To reach a satisfactory understanding of the problem at hand, I think you need to learn about multidimensional resultants (see below for where to get started).
Working over the field $\mathbb{C}$, let $F_1(x),\ldots, F_n(x)$ be $n$ homogeneous polynomials of respective degrees $d_1,\ldots,d_n$. Then there is a polynomial in the coefficients of these forms called the resultant $\mathrm{Res}(F_1,\ldots,F_n)$ which is zero iff there exists $x\in\mathbb{C}^n\backslash\{0\}$ such that $F_1(x)=0,\ldots,F_n(x)=0$.
This resultant is multihomogeneous of degree $\prod_{j\neq i}d_j$ in the coefficients of the form $F_i$.

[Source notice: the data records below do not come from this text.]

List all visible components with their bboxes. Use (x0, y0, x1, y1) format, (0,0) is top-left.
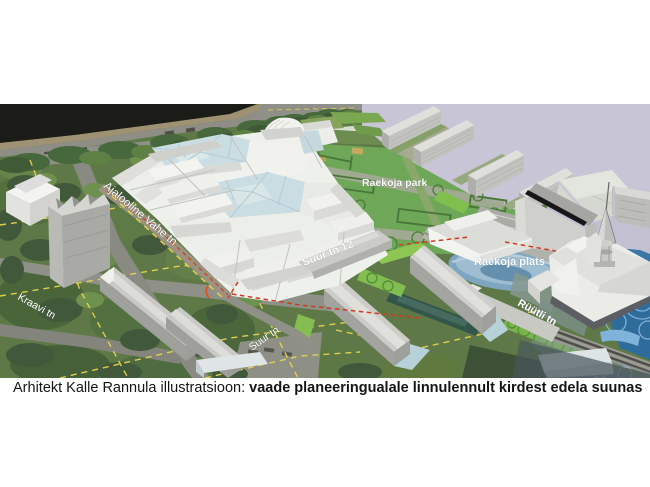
svg-text:Raekoja park: Raekoja park (362, 177, 428, 189)
svg-text:Raekoja plats: Raekoja plats (474, 256, 545, 268)
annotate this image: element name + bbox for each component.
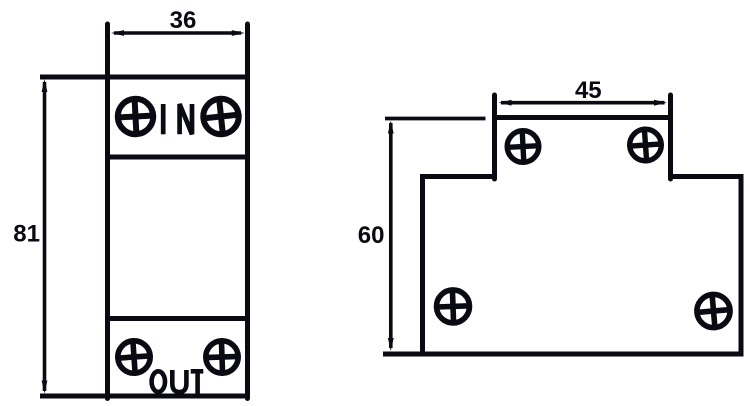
svg-text:60: 60 bbox=[358, 222, 385, 249]
svg-text:81: 81 bbox=[13, 221, 40, 248]
svg-text:45: 45 bbox=[575, 77, 602, 104]
svg-text:36: 36 bbox=[170, 7, 197, 34]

Now for your situation, one should consider $\mathrm{Res}(p_1,\ldots,p_{n-1},u)$
where $u(x)$ is a generic linear form. If I remember correctly, the common zero set in projective space of your $n-1$ quadratics is zero dimensional iff the above polynomial in the coefficients of $u$ does not vanish identically (with the $p$'s fixed).
Finally, if this zero dimensional condition is satisfied and you look for the coordinates of the solutions of the system along a fixed axis, these indeed are the roots of a degree $2^{n-1}$ polynomial in one variable. This follows from the above polynomial being of degree $2^{n-1}$ with respect to $u$.
A great introductory reference for multidimensional resultants is the book chapter "Introduction to residues and resultants" by Cattani and Dickenstein.